Stepped metal gratings as an efficient way to design a broadband absorption efficiency and overcome recombination degradation in an organic solar cell

Abstract

Abstract The Stepped stopped Groove Metal nano-grating (SSGMG) and Stepped Through Groove Metal nano-grating (STGMG) with a stepped hole transport layer (HTL) and a coating layer, is investigated as a novel method to obtain high absorption efficiency in a thin film organic solar cell. Enhancement of the electric field inside the gratings due to the near field and far-field coupling of wedge plasmon polaritons would lead to the improvement of the absorption efficiency of the solar cell. The proposed SSGMG model, with a 40 nm thickness of the photoactive layer, shows an absorption efficiency of 73.73% of the incident light in a wavelength range from 350 nm to 800 nm. the results show that the SSGMG model with an effective thickness of 40 nm has improved the absorption efficiency of the thickness-equivalent planar model (without coating layer) up to 133% of its initial value.

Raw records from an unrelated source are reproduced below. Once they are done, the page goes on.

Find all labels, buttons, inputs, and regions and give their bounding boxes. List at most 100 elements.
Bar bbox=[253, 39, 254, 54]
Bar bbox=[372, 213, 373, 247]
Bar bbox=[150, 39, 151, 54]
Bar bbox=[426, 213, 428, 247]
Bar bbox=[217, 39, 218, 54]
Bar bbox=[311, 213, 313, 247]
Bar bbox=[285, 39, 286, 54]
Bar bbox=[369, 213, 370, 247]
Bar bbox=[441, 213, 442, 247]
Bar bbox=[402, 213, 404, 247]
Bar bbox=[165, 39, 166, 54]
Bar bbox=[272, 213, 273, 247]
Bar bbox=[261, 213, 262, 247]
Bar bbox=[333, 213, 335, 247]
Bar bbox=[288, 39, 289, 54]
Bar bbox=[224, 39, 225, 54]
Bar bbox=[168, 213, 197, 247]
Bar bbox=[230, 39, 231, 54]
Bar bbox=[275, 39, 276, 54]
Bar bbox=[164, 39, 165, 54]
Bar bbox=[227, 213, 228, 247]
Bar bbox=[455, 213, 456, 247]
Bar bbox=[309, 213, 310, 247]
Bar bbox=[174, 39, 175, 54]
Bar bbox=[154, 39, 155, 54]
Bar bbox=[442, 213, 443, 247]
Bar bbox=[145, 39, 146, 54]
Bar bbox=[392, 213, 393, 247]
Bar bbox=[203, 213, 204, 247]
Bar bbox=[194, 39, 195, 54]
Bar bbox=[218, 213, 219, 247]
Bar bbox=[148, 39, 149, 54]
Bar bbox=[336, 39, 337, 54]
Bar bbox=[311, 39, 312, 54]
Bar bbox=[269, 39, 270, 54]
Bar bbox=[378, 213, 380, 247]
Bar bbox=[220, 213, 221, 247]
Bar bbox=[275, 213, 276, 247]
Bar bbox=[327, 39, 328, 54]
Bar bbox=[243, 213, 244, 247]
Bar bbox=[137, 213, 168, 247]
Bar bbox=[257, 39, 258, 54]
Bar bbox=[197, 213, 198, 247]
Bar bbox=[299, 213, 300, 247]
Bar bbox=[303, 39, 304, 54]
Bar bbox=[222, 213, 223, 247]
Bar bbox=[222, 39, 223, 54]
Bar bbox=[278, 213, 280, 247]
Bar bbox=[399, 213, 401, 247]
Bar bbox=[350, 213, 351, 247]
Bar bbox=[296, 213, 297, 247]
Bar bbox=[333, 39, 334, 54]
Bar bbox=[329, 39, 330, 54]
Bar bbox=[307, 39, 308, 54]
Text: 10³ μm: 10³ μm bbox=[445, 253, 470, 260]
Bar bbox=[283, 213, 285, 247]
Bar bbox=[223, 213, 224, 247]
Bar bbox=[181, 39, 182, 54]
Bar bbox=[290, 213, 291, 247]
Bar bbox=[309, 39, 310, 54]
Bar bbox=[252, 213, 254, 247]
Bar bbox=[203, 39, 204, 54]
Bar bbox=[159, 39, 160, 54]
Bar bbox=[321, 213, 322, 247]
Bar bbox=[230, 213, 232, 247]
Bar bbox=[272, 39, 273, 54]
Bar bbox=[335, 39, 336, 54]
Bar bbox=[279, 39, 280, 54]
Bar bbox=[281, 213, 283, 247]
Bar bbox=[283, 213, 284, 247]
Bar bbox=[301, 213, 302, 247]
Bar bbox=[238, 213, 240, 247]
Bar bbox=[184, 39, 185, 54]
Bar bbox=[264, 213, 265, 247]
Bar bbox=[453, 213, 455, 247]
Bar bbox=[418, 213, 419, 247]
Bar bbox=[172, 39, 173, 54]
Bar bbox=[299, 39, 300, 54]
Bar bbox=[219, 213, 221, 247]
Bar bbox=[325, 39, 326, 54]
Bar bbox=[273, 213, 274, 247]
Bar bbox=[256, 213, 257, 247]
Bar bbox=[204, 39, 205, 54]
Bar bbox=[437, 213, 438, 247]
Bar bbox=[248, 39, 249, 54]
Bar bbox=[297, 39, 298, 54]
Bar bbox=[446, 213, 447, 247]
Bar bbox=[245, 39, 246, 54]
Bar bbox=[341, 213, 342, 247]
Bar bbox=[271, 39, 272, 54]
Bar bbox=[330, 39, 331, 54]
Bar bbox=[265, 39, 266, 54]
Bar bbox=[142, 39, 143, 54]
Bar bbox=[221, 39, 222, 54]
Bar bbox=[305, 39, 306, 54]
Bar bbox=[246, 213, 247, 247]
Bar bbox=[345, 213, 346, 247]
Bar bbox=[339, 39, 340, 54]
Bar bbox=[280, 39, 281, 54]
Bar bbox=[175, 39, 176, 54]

Moreover, the effect of the incident angle (θ) and polarization angle (α) on the absorption efficiency was evaluated. We have found that SSGMG would lead to better absorption efficiency than STGMG because of its advantages over unpolarized light absorption. Excitation of surface plasmon polaritons inside the photo-active layer would help to reduce the recombination degradation as a result of the reduced thickness of the active layer as well as the enhanced mobility of charge. The designed structures can be used to overcome recombination degradation which is the intrinsic limitation of organic materials.